The anomaly score of each sample is called the Local Outlier Factor.
It measures the local deviation of the density of a given sample with respect to its neighbors. It is local in that the anomaly score depends on how isolated the object is with respect to the surrounding neighborhood.
Lets look at an image that explains the concept of local and global outliers better. You can see in the image bellow that the red sample is a local outlier while the grey ones are global outliers

Locality is given by k-nearest neighbors, whose distance is used to estimate the local density.
By comparing the local density of a sample to the local densities of its neighbors, one can identify samples that have a substantially lower density than their neighbors. These are considered outliers.
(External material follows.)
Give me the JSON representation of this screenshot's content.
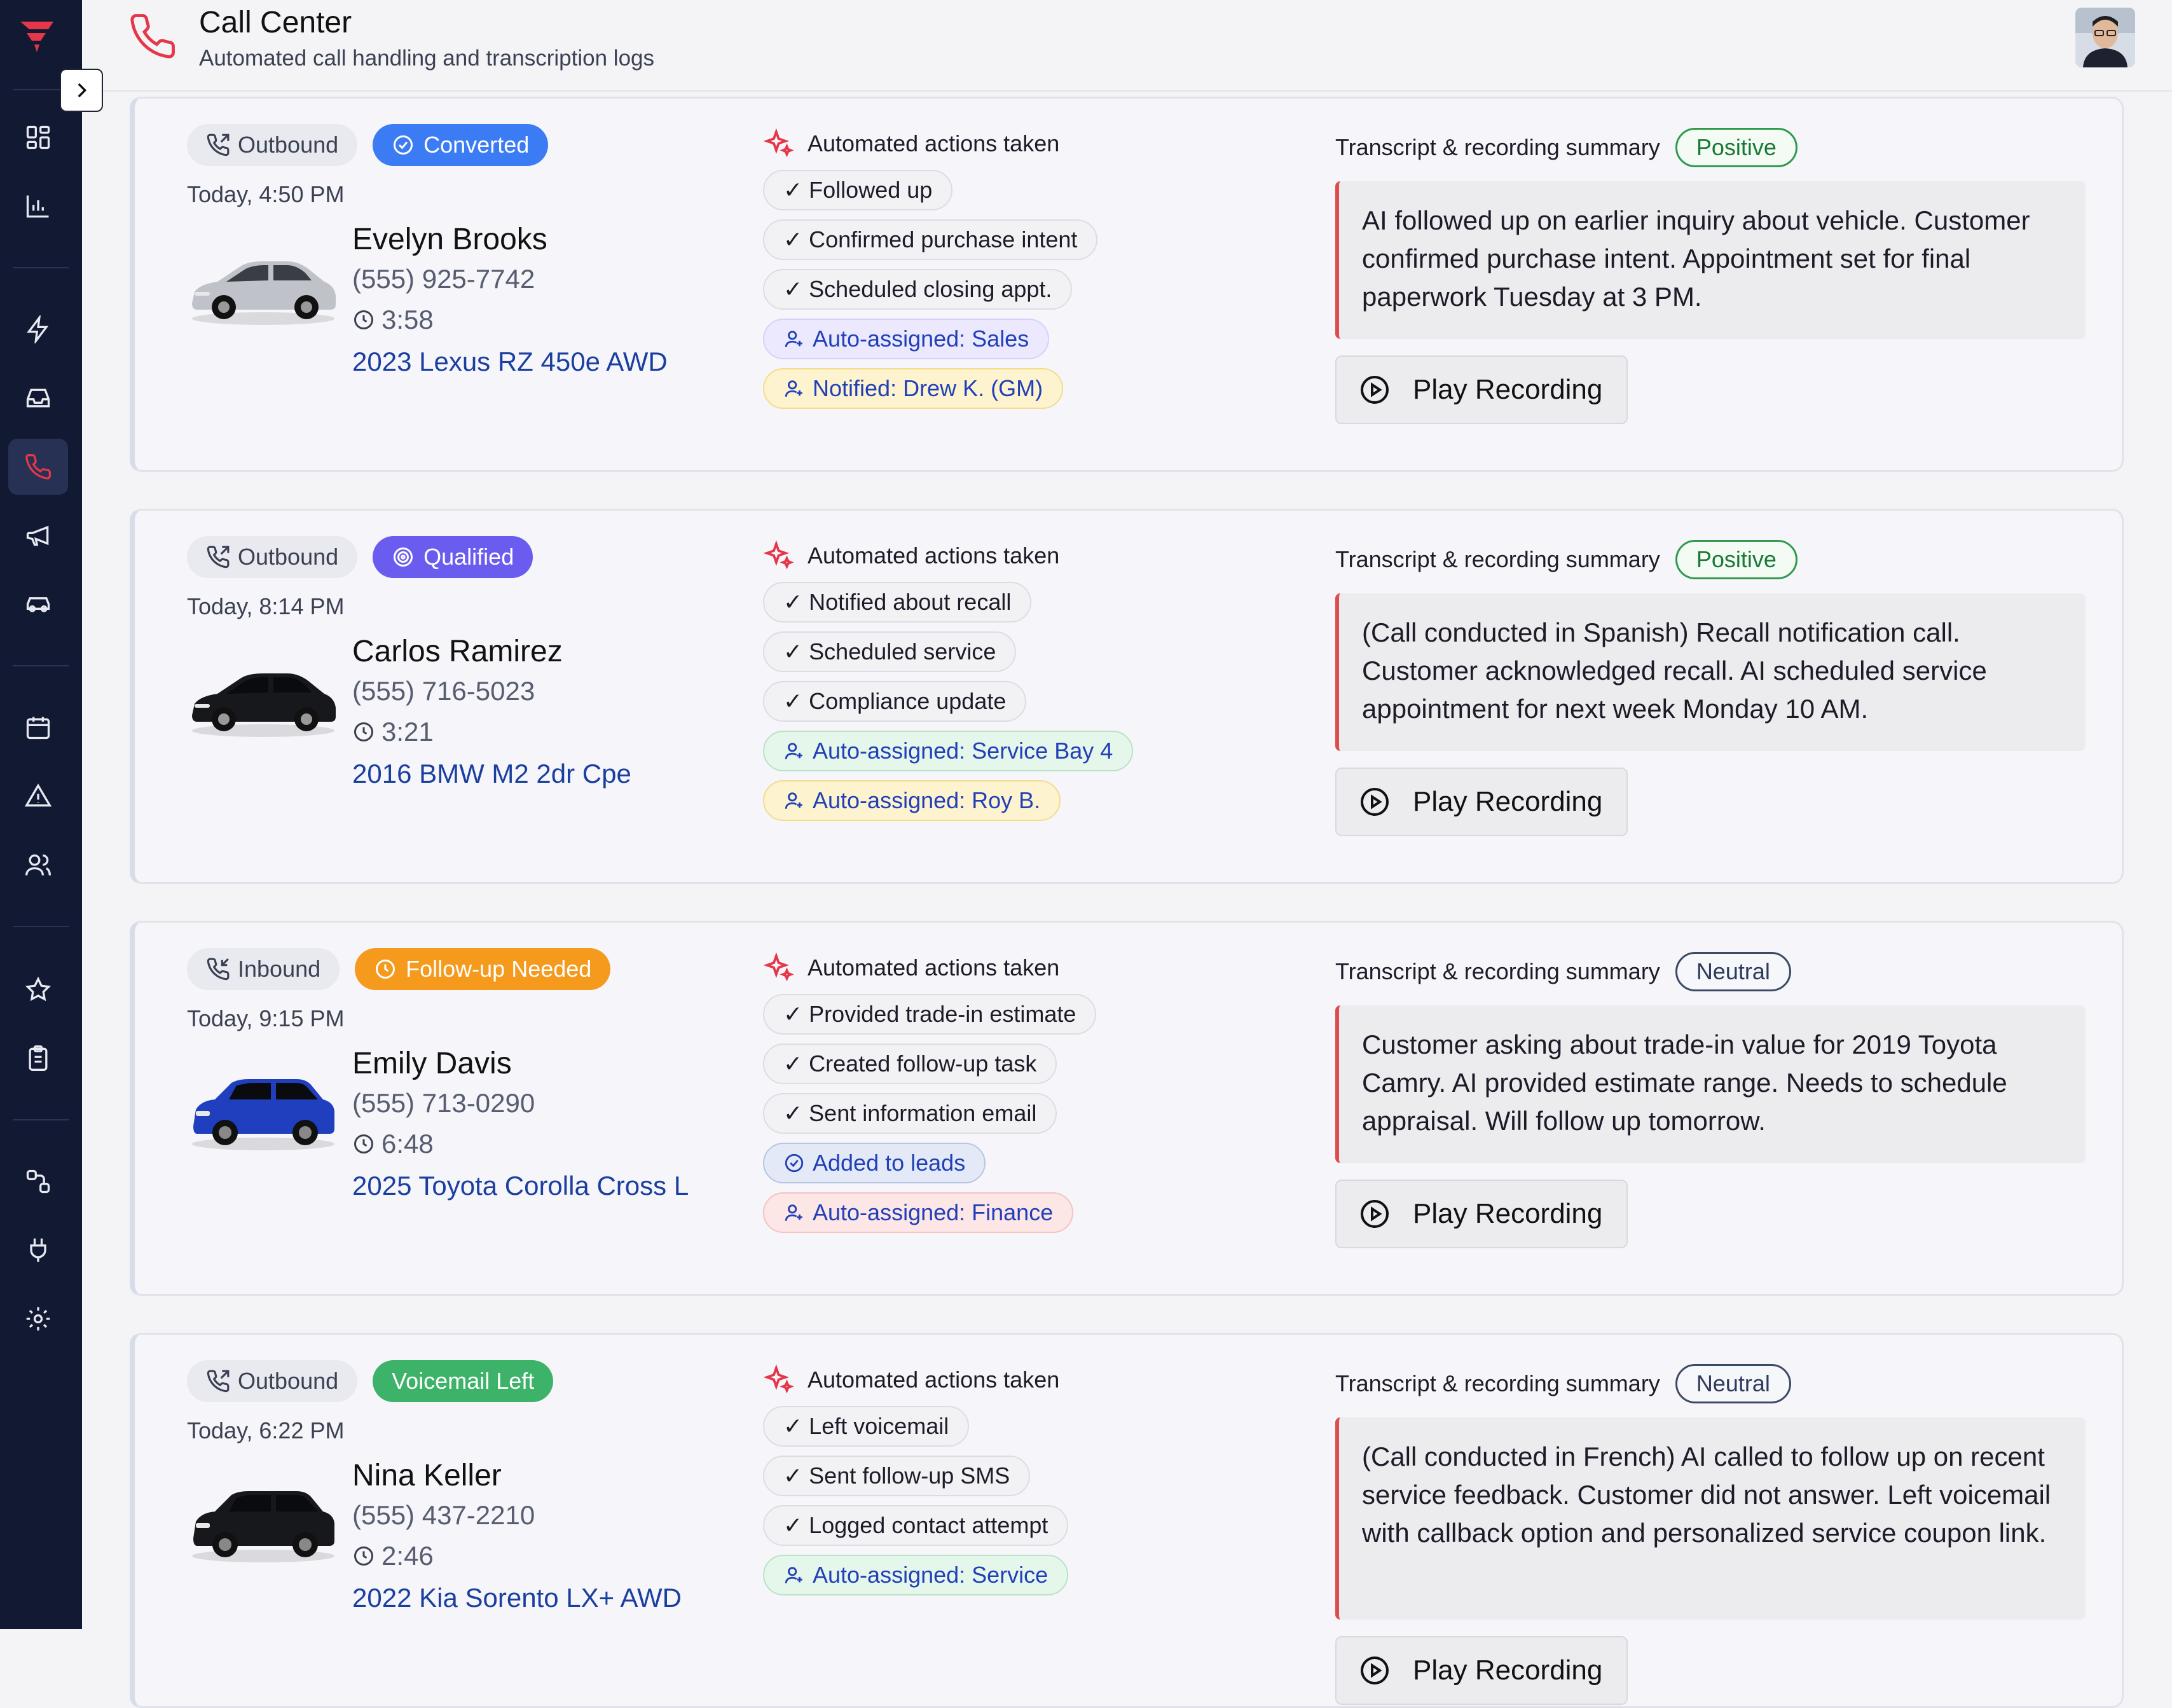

First we want to import the followings
from sklearn.neighbors import LocalOutlierFactor
model_lof = LocalOutlierFactor(novelty=True)
start = time.time()
model_lof.fit(valid_train)
stop = time.time()
train_time_of_local_outlier_factor = stop - start
print(f"Training time: {train_time_of_local_outlier_factor}s")
Training time: 190.89177942276s
Now lets look at the score of this model when given new unseen valid data samples and also fraud data samples.
valid_pred_test = model_lof.predict(valid_test)
outlier_pred = model_lof.predict(fraud)
X does not have valid feature names, but LocalOutlierFactor was fitted with feature names X does not have valid feature names, but LocalOutlierFactor was fitted with feature names
print("Accuracy in Detecting Valid transactions samples:", list(valid_pred_test).count(1)/valid_pred_test.shape[0])
print("Accuracy in Detecting Fraud transactions samples:", list(fraud_pred).count(-1)/fraud_pred.shape[0])
Accuracy in Detecting Valid transactions samples: 0.9678105013917184 Accuracy in Detecting Fraud transactions samples: 1.0
As we can see the results for both algorithms was the same - all in all the results are quite good.
Now lets compare the train time of the different models
train_times = [train_time_of_logistic_regression, train_time_of_isolation_forest, train_time_of_local_outlier_factor]
plt.title('Training Time')
plt.barh(range(len(train_times)), train_times)
plt.yticks(range(len(train_times)), ['train_time_of_logistic_regression', 'isolation_forest', 'local_outlier_factor'])
plt.xlabel('Time in seconds')
Text(0.5, 0, 'Time in seconds')
As we can see the Isolation Forest training time is way faster than LOF, and even faster than Logistic Regression.
How ever the accurecy results of LOF was slightly better then those of the Isolation Forest... but it cose us much more time for this tiny difrance in accurecy - so we think that the Isolation Forest was better than the LOF.
from keras.models import Sequential
from keras.layers import Dense
classifier = Sequential()
classifier.add(Dense(40 , input_dim = 4 , activation = 'relu'))
classifier.add(Dense(30 , input_dim = 40 , activation = 'relu'))
classifier.add(Dense(20 , input_dim = 30 , activation = 'relu'))
classifier.add(Dense(10 , input_dim = 20 , activation = 'relu'))
classifier.add(Dense(6 , input_dim = 10 , activation = 'relu'))
classifier.add(Dense(4 , input_dim = 6 , activation = 'relu'))
classifier.add(Dense(1, input_dim = 4 , activation = 'sigmoid'))
classifier.compile(loss = 'binary_crossentropy' , optimizer = 'adam' , metrics = ['accuracy'] )
classifier.fit( X_train_smote, y_train_smote , epochs = 3 , batch_size = 512 )
Epoch 1/3 17346/17346 [==============================] - 132s 7ms/step - loss: 0.6932 - accuracy: 0.5001 Epoch 2/3 17346/17346 [==============================] - 132s 8ms/step - loss: 0.6932 - accuracy: 0.5001 Epoch 3/3 17346/17346 [==============================] - 132s 8ms/step - loss: 0.6932 - accuracy: 0.4999
<keras.callbacks.History at 0x2638dbf65f0>
Eventualy we saw that the model using Isolation Forest algorithm gave us better preformence than the other algorithm.
Although the data was highly imbalanced the result using Isolation Forest was satisfying.